En “Goodbye Bafana” se relata la relación de Nelson Mandela, líder comunista por la independencia de los negros de Sudáfrica, mascarón de proa del “un hombre un voto”, con su carcelero. Un sargento que lo acompañó en buena parte de sus veinte tantos años de reclusión salvaje. La historia muestra un hombre desafectado de sí mismo, fiel a los objetivos de lo que cree que es el bien común, que construye lealtades en los otros con cimientos firmes y responde a esas lealtades dando continuidad a sus vejaciones para no tener diferencias, porque el objetivo común se lograba solo con el ejemplo y el valor humanista. Así, conversa con el carcelero fanático del apartheid largas horas, lo hace apreciar el enorme valor de un pequeño gesto para su esposa. La vida los hermana con la pérdida de un hijo a cada uno, y Mandela se pone en el enorme lugar de la piedad humana, del estar en el lugar del otro para reconfortar lo irreconfortable. En ese proceso, el sargento se convierte en una pieza de cambio de Sudáfrica, y tras años de diálogo pasa a admirar las convicciones por sobre las imposiciones y a festejar la génesis de una Sudáfrica para todos.

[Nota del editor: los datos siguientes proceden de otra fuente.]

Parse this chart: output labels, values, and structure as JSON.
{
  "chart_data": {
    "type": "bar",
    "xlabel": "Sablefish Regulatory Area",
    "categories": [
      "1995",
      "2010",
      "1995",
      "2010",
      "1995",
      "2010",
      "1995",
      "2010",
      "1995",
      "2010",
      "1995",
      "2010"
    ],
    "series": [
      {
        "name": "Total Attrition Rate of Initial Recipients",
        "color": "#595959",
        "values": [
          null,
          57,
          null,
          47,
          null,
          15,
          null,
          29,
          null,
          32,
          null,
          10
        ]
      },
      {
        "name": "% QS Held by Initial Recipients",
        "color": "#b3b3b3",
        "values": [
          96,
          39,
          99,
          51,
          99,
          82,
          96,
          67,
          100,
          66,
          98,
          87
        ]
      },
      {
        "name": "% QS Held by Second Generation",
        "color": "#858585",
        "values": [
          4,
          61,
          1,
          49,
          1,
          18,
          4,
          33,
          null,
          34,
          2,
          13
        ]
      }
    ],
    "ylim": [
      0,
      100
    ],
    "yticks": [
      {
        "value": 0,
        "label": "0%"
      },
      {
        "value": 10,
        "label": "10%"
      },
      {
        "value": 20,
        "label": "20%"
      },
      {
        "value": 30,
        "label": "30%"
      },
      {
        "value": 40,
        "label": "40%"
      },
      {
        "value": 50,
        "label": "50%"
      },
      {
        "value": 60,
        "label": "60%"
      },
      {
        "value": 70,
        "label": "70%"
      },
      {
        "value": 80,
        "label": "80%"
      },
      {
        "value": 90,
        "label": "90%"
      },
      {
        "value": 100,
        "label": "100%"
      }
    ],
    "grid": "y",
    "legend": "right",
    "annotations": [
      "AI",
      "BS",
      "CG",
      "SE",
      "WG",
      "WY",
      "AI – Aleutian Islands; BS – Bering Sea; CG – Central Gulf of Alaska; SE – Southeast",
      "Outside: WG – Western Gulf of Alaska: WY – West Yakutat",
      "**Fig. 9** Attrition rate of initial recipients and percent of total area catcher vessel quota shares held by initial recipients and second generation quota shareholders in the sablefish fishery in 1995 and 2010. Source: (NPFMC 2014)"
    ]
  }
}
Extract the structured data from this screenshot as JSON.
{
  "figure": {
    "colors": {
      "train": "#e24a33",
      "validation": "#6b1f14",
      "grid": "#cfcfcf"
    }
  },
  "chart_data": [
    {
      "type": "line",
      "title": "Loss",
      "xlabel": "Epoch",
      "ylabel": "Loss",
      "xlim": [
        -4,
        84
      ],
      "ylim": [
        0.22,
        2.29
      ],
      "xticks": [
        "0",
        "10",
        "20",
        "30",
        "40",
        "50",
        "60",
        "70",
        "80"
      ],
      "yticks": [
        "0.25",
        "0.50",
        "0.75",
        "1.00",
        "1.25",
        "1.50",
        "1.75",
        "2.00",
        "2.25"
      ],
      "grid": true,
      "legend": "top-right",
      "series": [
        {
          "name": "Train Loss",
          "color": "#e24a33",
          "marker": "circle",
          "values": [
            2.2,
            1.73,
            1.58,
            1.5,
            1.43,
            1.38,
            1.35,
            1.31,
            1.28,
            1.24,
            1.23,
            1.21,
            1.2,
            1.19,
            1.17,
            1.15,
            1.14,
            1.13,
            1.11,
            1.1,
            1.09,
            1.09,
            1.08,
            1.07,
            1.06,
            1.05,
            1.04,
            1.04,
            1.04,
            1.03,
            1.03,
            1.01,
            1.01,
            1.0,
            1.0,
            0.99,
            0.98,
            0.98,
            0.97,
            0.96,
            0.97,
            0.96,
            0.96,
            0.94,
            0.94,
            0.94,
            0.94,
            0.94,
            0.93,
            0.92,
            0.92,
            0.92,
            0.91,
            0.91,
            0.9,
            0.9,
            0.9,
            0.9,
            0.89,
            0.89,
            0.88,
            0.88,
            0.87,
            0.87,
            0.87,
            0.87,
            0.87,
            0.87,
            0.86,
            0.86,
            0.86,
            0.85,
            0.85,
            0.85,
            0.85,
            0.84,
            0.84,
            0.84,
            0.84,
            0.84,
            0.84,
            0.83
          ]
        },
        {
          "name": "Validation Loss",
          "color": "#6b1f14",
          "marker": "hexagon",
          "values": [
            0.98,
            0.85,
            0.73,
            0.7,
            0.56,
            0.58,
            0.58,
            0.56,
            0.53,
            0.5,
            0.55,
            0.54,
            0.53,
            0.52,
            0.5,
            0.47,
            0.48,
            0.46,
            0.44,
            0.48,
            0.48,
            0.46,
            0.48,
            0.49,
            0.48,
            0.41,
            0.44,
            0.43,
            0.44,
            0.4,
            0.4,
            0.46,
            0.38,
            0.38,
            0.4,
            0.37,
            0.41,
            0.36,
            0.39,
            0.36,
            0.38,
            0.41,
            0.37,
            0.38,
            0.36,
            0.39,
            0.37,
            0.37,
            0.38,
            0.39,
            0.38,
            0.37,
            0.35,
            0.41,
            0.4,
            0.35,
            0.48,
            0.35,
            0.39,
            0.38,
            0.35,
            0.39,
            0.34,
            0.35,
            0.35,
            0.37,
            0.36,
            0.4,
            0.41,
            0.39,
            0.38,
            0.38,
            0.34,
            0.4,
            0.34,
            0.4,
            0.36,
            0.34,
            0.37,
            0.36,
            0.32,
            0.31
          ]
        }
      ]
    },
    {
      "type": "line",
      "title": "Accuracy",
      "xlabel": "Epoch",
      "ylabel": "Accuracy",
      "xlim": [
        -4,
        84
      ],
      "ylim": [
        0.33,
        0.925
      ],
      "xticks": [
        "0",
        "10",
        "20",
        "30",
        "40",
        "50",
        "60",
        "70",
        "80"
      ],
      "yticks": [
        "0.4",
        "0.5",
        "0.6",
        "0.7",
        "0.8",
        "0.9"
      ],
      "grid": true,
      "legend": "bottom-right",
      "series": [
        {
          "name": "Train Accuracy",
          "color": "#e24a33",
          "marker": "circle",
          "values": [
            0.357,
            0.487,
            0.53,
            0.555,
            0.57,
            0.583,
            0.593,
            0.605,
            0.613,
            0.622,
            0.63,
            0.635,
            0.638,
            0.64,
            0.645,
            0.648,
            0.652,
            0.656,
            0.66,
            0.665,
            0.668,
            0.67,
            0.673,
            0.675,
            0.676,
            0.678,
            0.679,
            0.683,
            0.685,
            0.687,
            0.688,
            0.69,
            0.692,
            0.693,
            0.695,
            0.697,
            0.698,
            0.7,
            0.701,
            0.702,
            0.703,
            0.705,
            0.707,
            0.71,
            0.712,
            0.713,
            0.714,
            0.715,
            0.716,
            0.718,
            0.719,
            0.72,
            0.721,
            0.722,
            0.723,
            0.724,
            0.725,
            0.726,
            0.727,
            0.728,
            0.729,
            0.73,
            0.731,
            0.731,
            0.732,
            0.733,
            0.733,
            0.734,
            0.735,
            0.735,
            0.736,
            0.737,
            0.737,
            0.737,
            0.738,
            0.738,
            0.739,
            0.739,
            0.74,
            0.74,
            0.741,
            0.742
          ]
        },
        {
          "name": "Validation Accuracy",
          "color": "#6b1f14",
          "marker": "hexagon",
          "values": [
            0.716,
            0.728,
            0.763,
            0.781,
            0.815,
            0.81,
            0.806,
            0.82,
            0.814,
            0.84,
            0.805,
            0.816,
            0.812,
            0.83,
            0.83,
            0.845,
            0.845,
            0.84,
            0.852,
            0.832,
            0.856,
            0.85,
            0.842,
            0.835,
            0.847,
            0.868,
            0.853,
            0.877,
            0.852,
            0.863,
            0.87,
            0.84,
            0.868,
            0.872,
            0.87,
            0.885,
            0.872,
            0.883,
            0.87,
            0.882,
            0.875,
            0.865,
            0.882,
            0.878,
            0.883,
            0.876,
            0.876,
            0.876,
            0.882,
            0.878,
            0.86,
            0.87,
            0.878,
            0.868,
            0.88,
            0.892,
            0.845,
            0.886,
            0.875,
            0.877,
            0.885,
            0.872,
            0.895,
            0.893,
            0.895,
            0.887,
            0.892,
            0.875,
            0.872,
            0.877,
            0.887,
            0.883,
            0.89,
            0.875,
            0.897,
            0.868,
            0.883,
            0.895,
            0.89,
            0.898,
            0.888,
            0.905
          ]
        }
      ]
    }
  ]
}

Dos modelos: el de todos por mí y del uno por el todo y para la comprensión de todos. Sentarse un rato al costado del camino para observar y reflexionar si las vías teóricas de liderazgo no debieran pensar en estos términos, no sólo como ejemplo, como esencia, y así conducir a una construcción del todos por todos, en cada espacio… y así tal vez el cambio nazca a pesar de la vorágine de los disvalores actuales.

Por Alejandro Paolini, Director General de Vértice, Imagen & Comunicación.